(reposting from a Julia+ARM thread because this is not really ARM specific)
I am testing the feasibility of using Julia for an embedded Linux platform. Our current target hardware has a Cortex-A7 based SOC which can run the official 32-bit-ARM binary release of Julia 1.6.1.
Other than the large storage requirements, the biggest problem we have found so far is the very long startup time for even relatively simple scripts. Initially this was largely caused by precompilation times for some standard library functions and operators. For example, the precompilation of an “inverse divide” operator was taking ~14 seconds . For comparison, this same statement took ~5 seconds to precompile on a Raspberry Pi 4 (Cortex-A72), and slightly under 1 second on a x86_64 laptop.
We can remove a lot of the precompilation time delay by using PackageCompiler.create_sysimage
. But the run time overhead remains uncomfortably high, in the order of 10 seconds for a test script with less than 20 lines, or half of that time if the filesystem data is cached in memory (which we can not assume).

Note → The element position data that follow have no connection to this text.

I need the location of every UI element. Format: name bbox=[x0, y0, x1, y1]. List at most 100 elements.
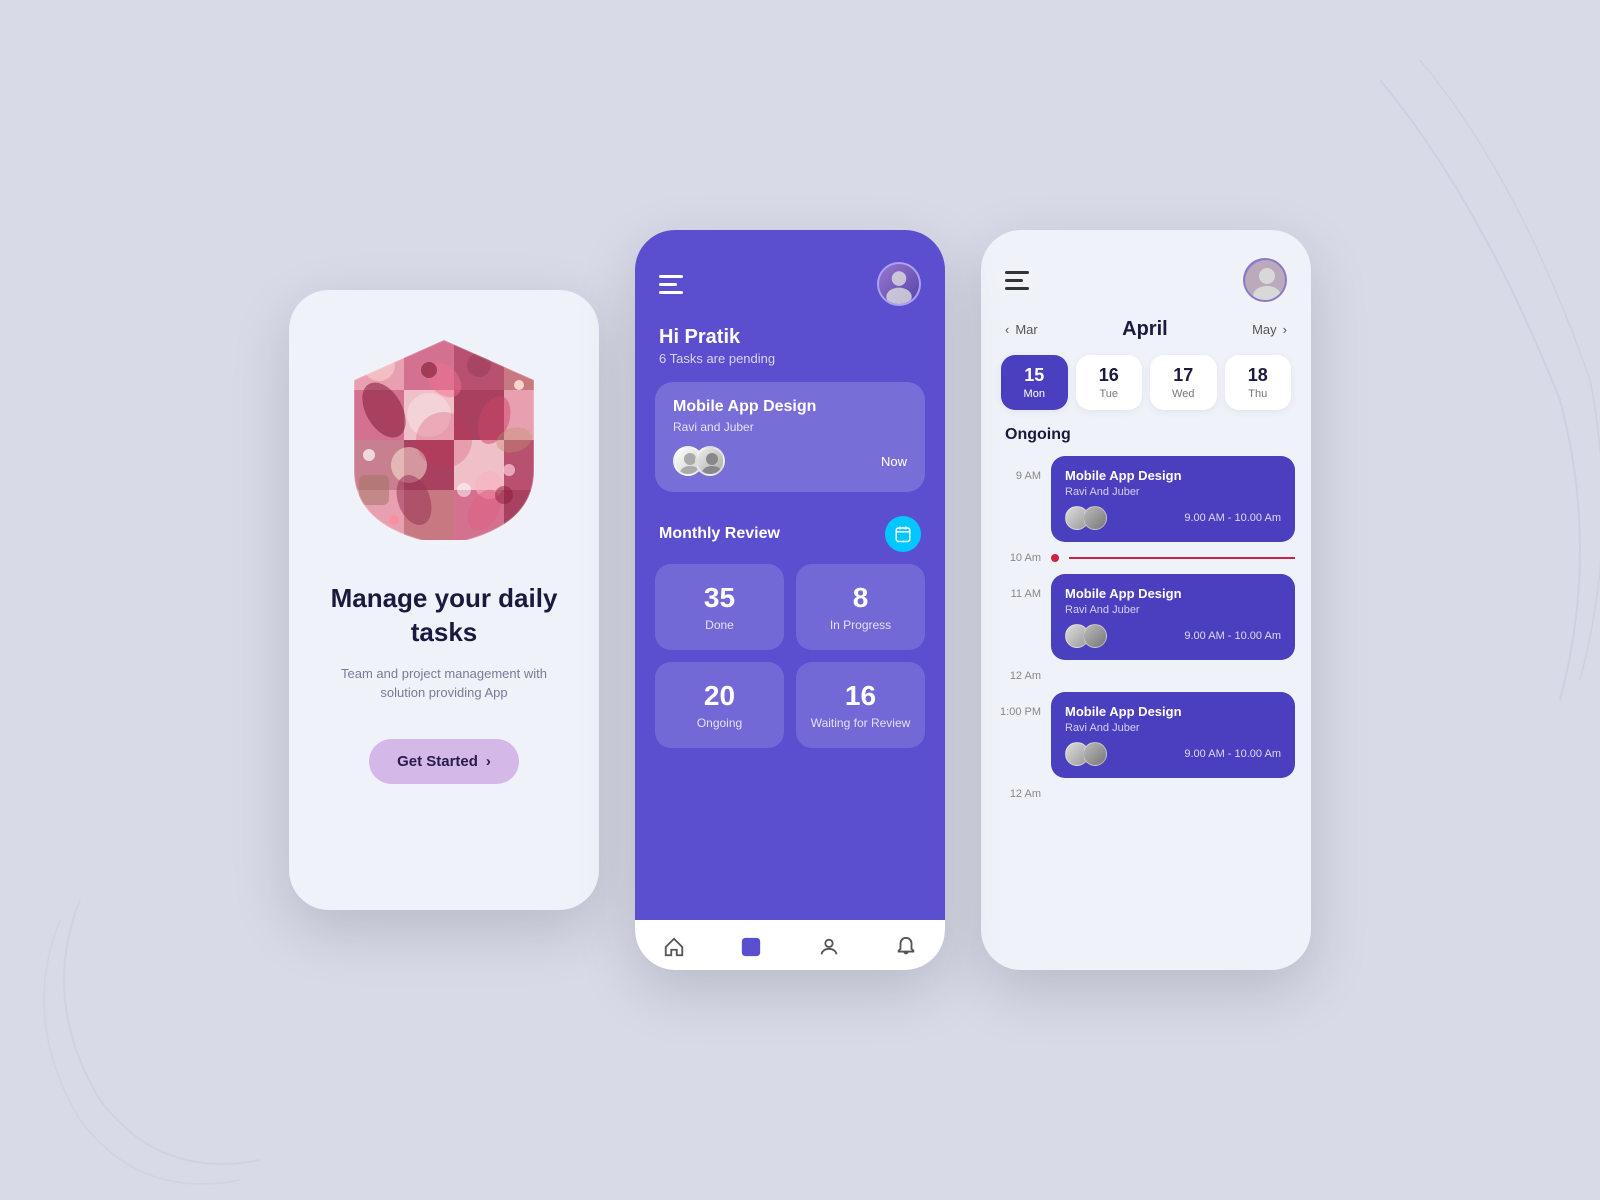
days-selector: 15 Mon 16 Tue 17 Wed 18 Thu bbox=[981, 355, 1311, 426]
event-3-footer: 9.00 AM - 10.00 Am bbox=[1065, 742, 1281, 766]
illustration bbox=[334, 330, 554, 550]
chevron-right-icon: › bbox=[486, 753, 491, 770]
event-2-avatar-2 bbox=[1083, 624, 1107, 648]
hamburger-menu-icon[interactable] bbox=[659, 275, 683, 294]
day-num-18: 18 bbox=[1231, 365, 1286, 386]
nav-tasks-icon[interactable] bbox=[738, 934, 764, 960]
stat-ongoing-label: Ongoing bbox=[697, 716, 742, 730]
timeline-row-2: 11 AM Mobile App Design Ravi And Juber 9… bbox=[997, 574, 1295, 660]
chevron-left-icon: ‹ bbox=[1005, 322, 1009, 337]
event-2-avatars bbox=[1065, 624, 1101, 648]
get-started-label: Get Started bbox=[397, 753, 478, 770]
stat-done-number: 35 bbox=[704, 582, 735, 614]
screen3-user-avatar[interactable] bbox=[1243, 258, 1287, 302]
timeline-row-3: 1:00 PM Mobile App Design Ravi And Juber… bbox=[997, 692, 1295, 778]
time-label-9am: 9 AM bbox=[997, 456, 1041, 482]
ongoing-section-title: Ongoing bbox=[981, 426, 1311, 456]
screens-container: Manage your daily tasks Team and project… bbox=[289, 230, 1311, 970]
event-3-title: Mobile App Design bbox=[1065, 704, 1281, 719]
stat-waiting: 16 Waiting for Review bbox=[796, 662, 925, 748]
event-1-avatar-2 bbox=[1083, 506, 1107, 530]
day-17-wed[interactable]: 17 Wed bbox=[1150, 355, 1217, 410]
timeline-divider: 10 Am bbox=[997, 552, 1295, 564]
stat-waiting-number: 16 bbox=[845, 680, 876, 712]
day-name-thu: Thu bbox=[1231, 388, 1286, 400]
nav-profile-icon[interactable] bbox=[816, 934, 842, 960]
monthly-review-title: Monthly Review bbox=[659, 525, 780, 543]
day-name-tue: Tue bbox=[1082, 388, 1137, 400]
screen3-header bbox=[981, 230, 1311, 318]
nav-home-icon[interactable] bbox=[661, 934, 687, 960]
day-num-17: 17 bbox=[1156, 365, 1211, 386]
task-avatar-2 bbox=[695, 446, 725, 476]
event-3-time-range: 9.00 AM - 10.00 Am bbox=[1184, 748, 1281, 760]
screen2-header bbox=[635, 230, 945, 322]
stat-done: 35 Done bbox=[655, 564, 784, 650]
user-avatar[interactable] bbox=[877, 262, 921, 306]
nav-notifications-icon[interactable] bbox=[893, 934, 919, 960]
event-2-footer: 9.00 AM - 10.00 Am bbox=[1065, 624, 1281, 648]
event-1-sub: Ravi And Juber bbox=[1065, 486, 1281, 498]
chevron-right-icon: › bbox=[1283, 322, 1287, 337]
task-avatars bbox=[673, 446, 717, 476]
event-1-time-range: 9.00 AM - 10.00 Am bbox=[1184, 512, 1281, 524]
day-num-16: 16 bbox=[1082, 365, 1137, 386]
monthly-review-header: Monthly Review bbox=[635, 508, 945, 564]
onboarding-title: Manage your daily tasks bbox=[319, 582, 569, 650]
stat-waiting-label: Waiting for Review bbox=[811, 716, 911, 730]
event-2-title: Mobile App Design bbox=[1065, 586, 1281, 601]
day-name-mon: Mon bbox=[1007, 388, 1062, 400]
stat-ongoing: 20 Ongoing bbox=[655, 662, 784, 748]
prev-month-label: Mar bbox=[1015, 322, 1037, 337]
next-month-button[interactable]: May › bbox=[1252, 322, 1287, 337]
stat-progress-number: 8 bbox=[853, 582, 869, 614]
stat-progress-label: In Progress bbox=[830, 618, 891, 632]
event-card-2[interactable]: Mobile App Design Ravi And Juber 9.00 AM… bbox=[1051, 574, 1295, 660]
stat-ongoing-number: 20 bbox=[704, 680, 735, 712]
task-time-label: Now bbox=[881, 454, 907, 469]
current-month-label: April bbox=[1122, 318, 1168, 341]
day-num-15: 15 bbox=[1007, 365, 1062, 386]
greeting-subtitle: 6 Tasks are pending bbox=[659, 351, 921, 366]
timeline: 9 AM Mobile App Design Ravi And Juber 9.… bbox=[981, 456, 1311, 970]
stat-done-label: Done bbox=[705, 618, 734, 632]
event-1-title: Mobile App Design bbox=[1065, 468, 1281, 483]
event-1-avatars bbox=[1065, 506, 1101, 530]
onboarding-subtitle: Team and project management with solutio… bbox=[319, 664, 569, 703]
greeting-section: Hi Pratik 6 Tasks are pending bbox=[635, 322, 945, 382]
day-18-thu[interactable]: 18 Thu bbox=[1225, 355, 1292, 410]
event-3-avatar-2 bbox=[1083, 742, 1107, 766]
current-time-line bbox=[1069, 557, 1295, 559]
time-label-1pm: 1:00 PM bbox=[997, 692, 1041, 718]
event-3-avatars bbox=[1065, 742, 1101, 766]
current-time-dot bbox=[1051, 554, 1059, 562]
event-1-footer: 9.00 AM - 10.00 Am bbox=[1065, 506, 1281, 530]
prev-month-button[interactable]: ‹ Mar bbox=[1005, 322, 1038, 337]
next-month-label: May bbox=[1252, 322, 1277, 337]
event-2-sub: Ravi And Juber bbox=[1065, 604, 1281, 616]
calendar-navigation: ‹ Mar April May › bbox=[981, 318, 1311, 355]
time-label-12am-end: 12 Am bbox=[997, 788, 1041, 800]
task-card-title: Mobile App Design bbox=[673, 398, 907, 416]
event-2-time-range: 9.00 AM - 10.00 Am bbox=[1184, 630, 1281, 642]
task-card-sub: Ravi and Juber bbox=[673, 420, 907, 434]
screen-tasks: Hi Pratik 6 Tasks are pending Mobile App… bbox=[635, 230, 945, 970]
screen-calendar: ‹ Mar April May › 15 Mon 16 Tue 17 Wed bbox=[981, 230, 1311, 970]
featured-task-card[interactable]: Mobile App Design Ravi and Juber bbox=[655, 382, 925, 492]
task-card-footer: Now bbox=[673, 446, 907, 476]
calendar-icon-button[interactable] bbox=[885, 516, 921, 552]
day-name-wed: Wed bbox=[1156, 388, 1211, 400]
screen3-hamburger-icon[interactable] bbox=[1005, 271, 1029, 290]
event-card-3[interactable]: Mobile App Design Ravi And Juber 9.00 AM… bbox=[1051, 692, 1295, 778]
timeline-row-1: 9 AM Mobile App Design Ravi And Juber 9.… bbox=[997, 456, 1295, 542]
time-label-12am: 12 Am bbox=[997, 670, 1041, 682]
day-16-tue[interactable]: 16 Tue bbox=[1076, 355, 1143, 410]
event-3-sub: Ravi And Juber bbox=[1065, 722, 1281, 734]
stats-grid: 35 Done 8 In Progress 20 Ongoing 16 Wait… bbox=[635, 564, 945, 764]
day-15-mon[interactable]: 15 Mon bbox=[1001, 355, 1068, 410]
greeting-name: Hi Pratik bbox=[659, 326, 921, 349]
event-card-1[interactable]: Mobile App Design Ravi And Juber 9.00 AM… bbox=[1051, 456, 1295, 542]
stat-in-progress: 8 In Progress bbox=[796, 564, 925, 650]
time-label-11am: 11 AM bbox=[997, 574, 1041, 600]
get-started-button[interactable]: Get Started › bbox=[369, 739, 519, 784]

Any suggestions on how to further speed up the startup/load time of Julia scripts/modules/libraries? Or any tricks for getting more out of PackageCompiler
?
We would be particularly interested in ways to remove unused code from the binaries, which might help with load times, and would reduce the storage requirements. I was hoping that PackageCompiler.create_app
might help with that, but it does not seem to improve the startup time. It does help a bit in reducing storage requirements, though.
The filter_stdlibs
argument in create_sysimage
and create_app
sounds promising, but I have not figured out how to use it; create_sysimage
fails with compilation errors when I try it, and the documentation talks about “potential pitfalls” without further details. Any hints or pointers on using filter_stdlibs
?